LETTERS TO THE EDITOR |
Division of Thoracic and Cardiovascular Surgery
Hannover Medical School
Hannover, Germany
To the Editor:
I read with great interest the contribution of Sabik and coworkers on the use of the axillary artery as an access for extracorporeal circulation (J THORAC CARDIOVASC SURG1995;109:885-91). Their report focused primarily on the prevention of stroke and organ injury, for which axillary artery perfusion was documented to be superior to other routes in selected patients.
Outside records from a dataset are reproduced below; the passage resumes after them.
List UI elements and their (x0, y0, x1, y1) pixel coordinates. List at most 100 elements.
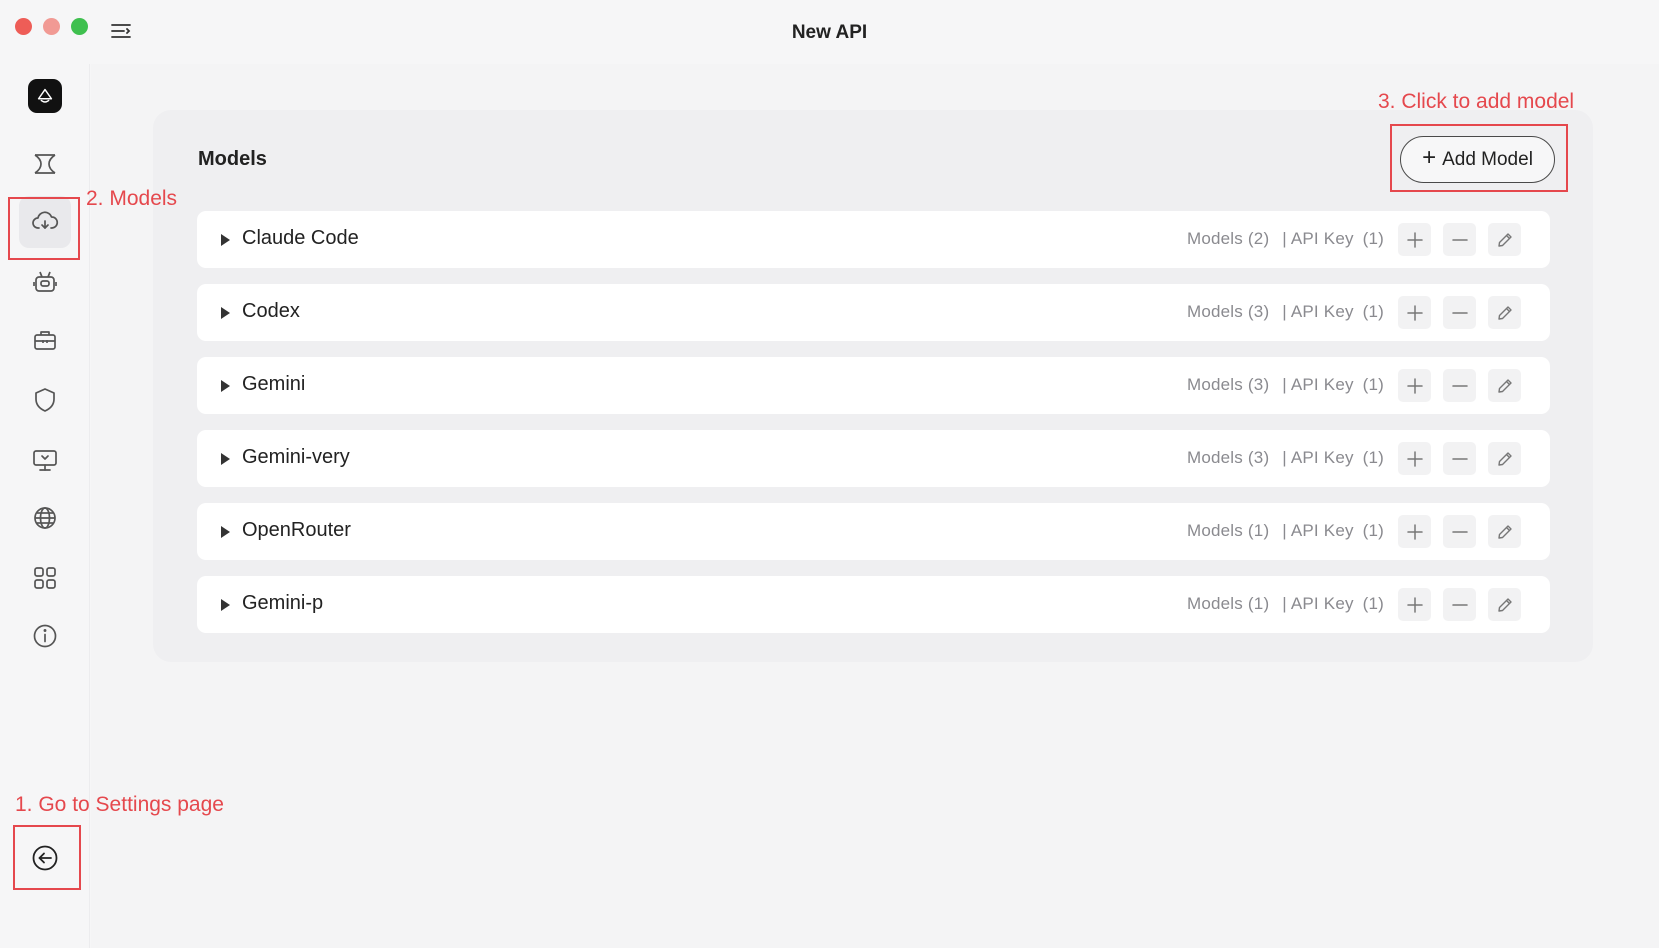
provider-row[interactable]: Gemini Models (3) | API Key (1) (197, 357, 1550, 414)
edit-button[interactable] (1488, 442, 1521, 475)
pencil-icon (1497, 597, 1512, 612)
edit-button[interactable] (1488, 515, 1521, 548)
apikey-label: | API Key (1282, 521, 1354, 540)
provider-row[interactable]: Gemini-very Models (3) | API Key (1) (197, 430, 1550, 487)
minus-icon (1451, 457, 1468, 460)
models-count: (3) (1247, 375, 1270, 394)
edit-button[interactable] (1488, 369, 1521, 402)
minus-icon (1451, 238, 1468, 241)
provider-meta: Models (3) | API Key (1) (1187, 448, 1384, 468)
sidebar-item-display[interactable] (19, 434, 71, 486)
sidebar-item-agents[interactable] (19, 256, 71, 308)
provider-row[interactable]: Claude Code Models (2) | API Key (1) (197, 211, 1550, 268)
plus-icon (1406, 231, 1423, 248)
annotation-box-add-model (1390, 124, 1568, 192)
sidebar-item-toolbox[interactable] (19, 314, 71, 366)
apikey-count: (1) (1362, 594, 1384, 613)
plus-icon (1406, 377, 1423, 394)
plugin-icon (34, 154, 56, 174)
provider-meta: Models (3) | API Key (1) (1187, 375, 1384, 395)
plus-icon (1406, 523, 1423, 540)
plus-icon (1406, 450, 1423, 467)
provider-row[interactable]: Codex Models (3) | API Key (1) (197, 284, 1550, 341)
robot-icon (33, 271, 57, 292)
edit-button[interactable] (1488, 223, 1521, 256)
info-icon (33, 624, 57, 648)
provider-name: Claude Code (242, 227, 359, 249)
plus-icon (1406, 304, 1423, 321)
globe-icon (34, 507, 56, 529)
models-label: Models (1186, 302, 1243, 321)
expand-caret-icon[interactable] (219, 525, 231, 539)
models-count: (2) (1247, 229, 1270, 248)
provider-name: OpenRouter (242, 519, 351, 541)
apikey-label: | API Key (1282, 594, 1354, 613)
add-key-button[interactable] (1398, 442, 1431, 475)
remove-button[interactable] (1443, 515, 1476, 548)
models-label: Models (1186, 448, 1243, 467)
pencil-icon (1497, 232, 1512, 247)
edit-button[interactable] (1488, 296, 1521, 329)
add-key-button[interactable] (1398, 223, 1431, 256)
apikey-label: | API Key (1282, 229, 1354, 248)
window-title: New API (791, 22, 868, 43)
models-label: Models (1186, 375, 1243, 394)
apikey-count: (1) (1362, 375, 1384, 394)
provider-meta: Models (1) | API Key (1) (1187, 521, 1384, 541)
provider-meta: Models (3) | API Key (1) (1187, 302, 1384, 322)
title-bar: New API (0, 0, 1659, 64)
remove-button[interactable] (1443, 442, 1476, 475)
sidebar-item-apps[interactable] (19, 552, 71, 604)
pencil-icon (1497, 378, 1512, 393)
provider-name: Gemini-p (242, 592, 324, 614)
remove-button[interactable] (1443, 296, 1476, 329)
apikey-count: (1) (1362, 302, 1384, 321)
brand-logo-icon[interactable] (28, 79, 62, 113)
annotation-box-models (8, 197, 80, 260)
expand-caret-icon[interactable] (219, 379, 231, 393)
annotation-step2: 2. Models (86, 187, 178, 210)
add-key-button[interactable] (1398, 588, 1431, 621)
provider-row[interactable]: Gemini-p Models (1) | API Key (1) (197, 576, 1550, 633)
apikey-label: | API Key (1282, 375, 1354, 394)
provider-meta: Models (2) | API Key (1) (1187, 229, 1384, 249)
provider-name: Gemini (242, 373, 306, 395)
apikey-count: (1) (1362, 229, 1384, 248)
edit-button[interactable] (1488, 588, 1521, 621)
annotation-box-settings (13, 825, 81, 890)
expand-caret-icon[interactable] (219, 306, 231, 320)
apikey-label: | API Key (1282, 448, 1354, 467)
models-count: (1) (1247, 521, 1270, 540)
sidebar-item-about[interactable] (19, 610, 71, 662)
pencil-icon (1497, 524, 1512, 539)
minus-icon (1451, 603, 1468, 606)
monitor-icon (33, 450, 57, 471)
minus-icon (1451, 530, 1468, 533)
models-count: (3) (1247, 448, 1270, 467)
expand-caret-icon[interactable] (219, 452, 231, 466)
remove-button[interactable] (1443, 369, 1476, 402)
add-key-button[interactable] (1398, 296, 1431, 329)
minus-icon (1451, 311, 1468, 314)
minus-icon (1451, 384, 1468, 387)
panel-title: Models (198, 148, 267, 170)
remove-button[interactable] (1443, 588, 1476, 621)
models-count: (3) (1247, 302, 1270, 321)
provider-meta: Models (1) | API Key (1) (1187, 594, 1384, 614)
remove-button[interactable] (1443, 223, 1476, 256)
expand-caret-icon[interactable] (219, 598, 231, 612)
add-key-button[interactable] (1398, 369, 1431, 402)
shield-icon (35, 388, 55, 412)
models-label: Models (1186, 594, 1243, 613)
add-key-button[interactable] (1398, 515, 1431, 548)
sidebar-item-plugins[interactable] (19, 138, 71, 190)
apikey-count: (1) (1362, 521, 1384, 540)
provider-row[interactable]: OpenRouter Models (1) | API Key (1) (197, 503, 1550, 560)
apps-grid-icon (34, 567, 56, 589)
sidebar-item-network[interactable] (19, 492, 71, 544)
expand-caret-icon[interactable] (219, 233, 231, 247)
main-content: Models + Add Model Claude Code Models (2)… (91, 64, 1659, 948)
apikey-count: (1) (1362, 448, 1384, 467)
apikey-label: | API Key (1282, 302, 1354, 321)
sidebar-item-security[interactable] (19, 374, 71, 426)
I would like to report another variant of this access. In 1984, a 44-year-old female patient came to the attention of my group because of severe aortic insufficiency and root ectasia with an excessively calcified ascending aorta and arch. In addition, she had occlusion of the infrarenal aorta associated with severe leg ischemia. As a result, neither the proximal aorta nor the femoral arteries were available for cannulation. I therefore decided to place an extraanatomic bypass from the left axillary artery to the left common femoral artery to which a side arm was connected, with the sidearm serving for arterial cannulation. A valved composite graft was then inserted, with the distal anastomosis sutured with heavily pledget-supported, interrupted mattress sutures placed with sharp needles. The patient had an uneventful postoperative course, and an infrarenal Y-graft was subsequently inserted. At that time, the extraanatomic bypass was removed. This patient recently required replacement of the originally inserted aortic xenograft but otherwise is doing well.